Let your child drink water regularly. This can help open the Eustachian tube.
Garlic oil is effective in ear infections. You can make garlic oil by adding garlic with olive oil. You can also buy blended oil with garlic and mullein flowers. Heat the oil and apply it to the ear with a drop. It is important that the oil is close to body temperature and not frozen or cold. You can also apply oil to the ear and neck. This helps to remove fluid from the ear. Garlic oil or garlic / mullein oil is very moisturizing and contains anti-inflammatory properties.
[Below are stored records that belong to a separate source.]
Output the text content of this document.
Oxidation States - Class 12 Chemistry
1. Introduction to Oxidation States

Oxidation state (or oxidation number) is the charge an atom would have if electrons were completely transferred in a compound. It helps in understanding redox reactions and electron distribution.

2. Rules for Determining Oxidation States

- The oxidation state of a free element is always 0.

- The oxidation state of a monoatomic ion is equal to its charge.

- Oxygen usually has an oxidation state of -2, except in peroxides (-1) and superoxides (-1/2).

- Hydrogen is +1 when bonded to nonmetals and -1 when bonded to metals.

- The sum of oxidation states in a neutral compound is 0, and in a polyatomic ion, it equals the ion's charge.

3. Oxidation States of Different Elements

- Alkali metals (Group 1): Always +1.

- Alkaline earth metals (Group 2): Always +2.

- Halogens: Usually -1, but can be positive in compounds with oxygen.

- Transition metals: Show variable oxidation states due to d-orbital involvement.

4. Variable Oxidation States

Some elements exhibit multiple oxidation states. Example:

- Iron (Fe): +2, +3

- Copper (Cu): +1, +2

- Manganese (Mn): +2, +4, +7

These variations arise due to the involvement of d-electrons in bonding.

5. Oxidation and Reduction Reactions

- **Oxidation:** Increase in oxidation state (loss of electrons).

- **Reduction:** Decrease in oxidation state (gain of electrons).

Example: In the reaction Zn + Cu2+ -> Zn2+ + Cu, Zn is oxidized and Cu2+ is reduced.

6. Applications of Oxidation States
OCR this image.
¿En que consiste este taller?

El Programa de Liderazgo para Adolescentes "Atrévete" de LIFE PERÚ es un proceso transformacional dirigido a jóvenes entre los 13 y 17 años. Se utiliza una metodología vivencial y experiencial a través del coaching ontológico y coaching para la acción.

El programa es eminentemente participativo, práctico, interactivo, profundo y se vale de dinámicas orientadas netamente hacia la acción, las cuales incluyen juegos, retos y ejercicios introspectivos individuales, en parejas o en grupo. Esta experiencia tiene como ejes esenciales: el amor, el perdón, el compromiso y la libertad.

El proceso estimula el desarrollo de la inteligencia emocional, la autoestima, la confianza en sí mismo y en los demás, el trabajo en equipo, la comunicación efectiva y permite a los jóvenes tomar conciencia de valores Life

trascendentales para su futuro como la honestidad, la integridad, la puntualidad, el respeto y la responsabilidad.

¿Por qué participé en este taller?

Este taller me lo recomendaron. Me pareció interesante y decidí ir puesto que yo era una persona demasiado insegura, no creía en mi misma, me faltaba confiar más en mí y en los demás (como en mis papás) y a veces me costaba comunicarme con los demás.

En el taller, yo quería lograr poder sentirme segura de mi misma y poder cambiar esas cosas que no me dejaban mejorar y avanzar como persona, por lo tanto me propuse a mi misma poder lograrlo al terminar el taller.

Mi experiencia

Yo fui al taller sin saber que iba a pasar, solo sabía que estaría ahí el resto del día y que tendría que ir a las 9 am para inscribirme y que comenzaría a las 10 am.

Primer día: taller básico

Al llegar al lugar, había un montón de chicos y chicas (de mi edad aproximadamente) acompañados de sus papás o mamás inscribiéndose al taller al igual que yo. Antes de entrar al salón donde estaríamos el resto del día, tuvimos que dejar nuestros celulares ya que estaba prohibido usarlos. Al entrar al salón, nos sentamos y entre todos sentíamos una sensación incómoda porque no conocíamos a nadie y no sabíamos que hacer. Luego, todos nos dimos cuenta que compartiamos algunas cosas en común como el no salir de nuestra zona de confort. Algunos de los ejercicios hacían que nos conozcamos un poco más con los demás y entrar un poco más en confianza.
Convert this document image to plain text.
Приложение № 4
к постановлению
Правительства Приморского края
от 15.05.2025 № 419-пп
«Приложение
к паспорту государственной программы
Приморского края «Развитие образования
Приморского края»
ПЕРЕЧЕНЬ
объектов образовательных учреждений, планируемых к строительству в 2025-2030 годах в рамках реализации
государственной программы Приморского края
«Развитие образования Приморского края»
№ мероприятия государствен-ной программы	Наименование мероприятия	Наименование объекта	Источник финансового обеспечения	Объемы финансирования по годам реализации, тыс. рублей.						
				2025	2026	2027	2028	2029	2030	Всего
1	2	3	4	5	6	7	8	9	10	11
It fights infection and reduces inflammation.
Causes of ear infections in children
- Immune system – immature; therefore children are more prone to infections.
- Eustachian tubes can be mature: ear infections are more common in children due to the small Eustachian tubes (roles that connect the middle ear behind the throat). In children, these tubes are at risk of clogging, thus causing fluid to build up in the middle ear. Eustachian children’s tubes are shorter and horizontal compared to adults. This anatomic difference makes for easier movement of bacteria from the throat.
- Central ear infections are usually caused by fluid that builds up behind the eardrum. As there is a risk that this may lead to ear infections, especially if there are a lot of chemicals you may want to see your Doctor for. However, when the ear is torn, the pain will subside and the frequency of the ear will correct it.
- Adenoids are great for children and can interfere with the opening of the Eustachian tube, not allowing fluid to absorb
- Colds: colds or other respiratory infections cause swelling, which in turn interferes with the flow of water. Bacteria and viruses can enter the ear and cause infections, leading to increased fluid in the ear, ear pain, fever, and in some cases, hearing loss.
- Be aware that breastfeeding can help prevent ear infections as this increases your baby’s immune system. Studies have also shown that children who do not use dummies have a lower rate of 33% of middle ear infections.